Mike se quedó mirándola.

—¿Cómo lo sabes, si no te he dado ninguna muestra de Daniel Stone?

—Tal vez la chica violada tenía más sed de venganza que su propio padre. —Venice le puso los resultados delante—. He hecho un test de amelogenina, que es el que hacemos con el ADN nuclear para determinar el género. Y ha resultado que la persona que dejó rastros de sangre… —dijo Venice levantando la vista hacia él— es una chica.

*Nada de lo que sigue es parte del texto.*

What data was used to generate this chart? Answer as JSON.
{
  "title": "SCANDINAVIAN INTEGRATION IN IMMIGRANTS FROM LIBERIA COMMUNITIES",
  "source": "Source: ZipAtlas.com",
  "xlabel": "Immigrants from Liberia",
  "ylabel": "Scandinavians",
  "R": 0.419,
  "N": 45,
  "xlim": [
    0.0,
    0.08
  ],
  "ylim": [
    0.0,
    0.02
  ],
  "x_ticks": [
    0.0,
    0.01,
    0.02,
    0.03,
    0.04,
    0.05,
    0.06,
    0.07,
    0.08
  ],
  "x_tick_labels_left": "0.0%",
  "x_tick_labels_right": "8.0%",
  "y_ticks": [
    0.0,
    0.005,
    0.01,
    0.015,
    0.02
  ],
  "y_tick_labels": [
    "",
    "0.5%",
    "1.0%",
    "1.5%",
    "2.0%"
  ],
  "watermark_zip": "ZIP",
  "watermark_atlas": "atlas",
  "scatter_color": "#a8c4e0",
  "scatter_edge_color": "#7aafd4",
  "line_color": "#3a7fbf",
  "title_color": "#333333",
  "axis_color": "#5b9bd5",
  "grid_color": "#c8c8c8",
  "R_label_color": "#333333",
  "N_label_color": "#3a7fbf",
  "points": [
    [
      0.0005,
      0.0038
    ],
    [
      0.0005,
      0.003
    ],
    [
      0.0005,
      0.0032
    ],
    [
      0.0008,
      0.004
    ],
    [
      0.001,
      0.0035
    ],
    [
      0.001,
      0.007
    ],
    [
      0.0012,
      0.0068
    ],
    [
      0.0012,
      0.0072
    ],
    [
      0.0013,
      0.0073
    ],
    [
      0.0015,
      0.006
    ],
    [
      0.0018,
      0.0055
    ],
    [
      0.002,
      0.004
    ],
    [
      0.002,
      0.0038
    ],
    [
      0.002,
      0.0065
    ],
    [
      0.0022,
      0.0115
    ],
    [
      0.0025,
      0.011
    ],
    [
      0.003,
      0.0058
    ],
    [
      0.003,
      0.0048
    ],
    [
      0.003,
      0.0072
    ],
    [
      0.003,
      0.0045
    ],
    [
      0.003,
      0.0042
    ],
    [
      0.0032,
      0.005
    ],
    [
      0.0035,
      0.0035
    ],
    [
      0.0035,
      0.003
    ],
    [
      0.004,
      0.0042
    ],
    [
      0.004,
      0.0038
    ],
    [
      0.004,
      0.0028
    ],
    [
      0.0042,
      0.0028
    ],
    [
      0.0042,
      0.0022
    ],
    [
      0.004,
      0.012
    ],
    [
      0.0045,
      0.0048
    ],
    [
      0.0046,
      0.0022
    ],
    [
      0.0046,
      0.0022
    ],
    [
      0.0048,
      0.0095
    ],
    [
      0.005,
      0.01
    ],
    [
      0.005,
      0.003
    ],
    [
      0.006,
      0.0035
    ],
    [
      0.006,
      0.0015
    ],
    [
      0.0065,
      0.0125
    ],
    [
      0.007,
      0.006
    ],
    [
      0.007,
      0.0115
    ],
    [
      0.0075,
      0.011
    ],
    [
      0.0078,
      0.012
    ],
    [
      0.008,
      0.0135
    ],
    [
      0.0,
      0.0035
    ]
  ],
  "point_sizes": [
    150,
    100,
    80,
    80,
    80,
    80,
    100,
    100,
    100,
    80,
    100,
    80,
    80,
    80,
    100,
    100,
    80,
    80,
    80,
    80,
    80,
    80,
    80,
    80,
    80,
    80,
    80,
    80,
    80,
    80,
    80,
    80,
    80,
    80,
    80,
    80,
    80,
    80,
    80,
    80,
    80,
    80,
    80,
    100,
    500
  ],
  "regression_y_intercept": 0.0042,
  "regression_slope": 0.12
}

Zephyr le dio todos los detalles a Trixie. El funeral era a las dos en punto, en la iglesia metodista de Bethel, seguido por el sepelio en el cementerio de Westwind. Le dijo que las clases del instituto acabarían antes de la hora habitual para que pudiera asistir más gente. Les habían pedido a los seis nuevos jugadores del equipo de hockey que fueran los portadores del féretro. Como homenaje, tres de las chicas más mayores se habían teñido el pelo de negro.

El plan de Trixie era sencillo: dormir todo el tiempo que durase el funeral de Jason, aunque para eso tuviera que beberse una botella entera de whisky. Bajó las persianas de la habitación para crear una noche artificial y se metió bajo las mantas… sólo para retirarlas de golpe con los pies al cabo de un momento.

«No pensarás que vas a librarte de mí tan fácilmente, ¿verdad?».

Sabía que se lo encontraría allí de pie en medio de la habitación antes incluso de abrir los ojos. Jason se reclinó contra el tocador, atravesando la madera con un codo. Sus ojos habían perdido casi todo el brillo; lo único que veía Trixie eran unos huecos tan profundos como el cielo.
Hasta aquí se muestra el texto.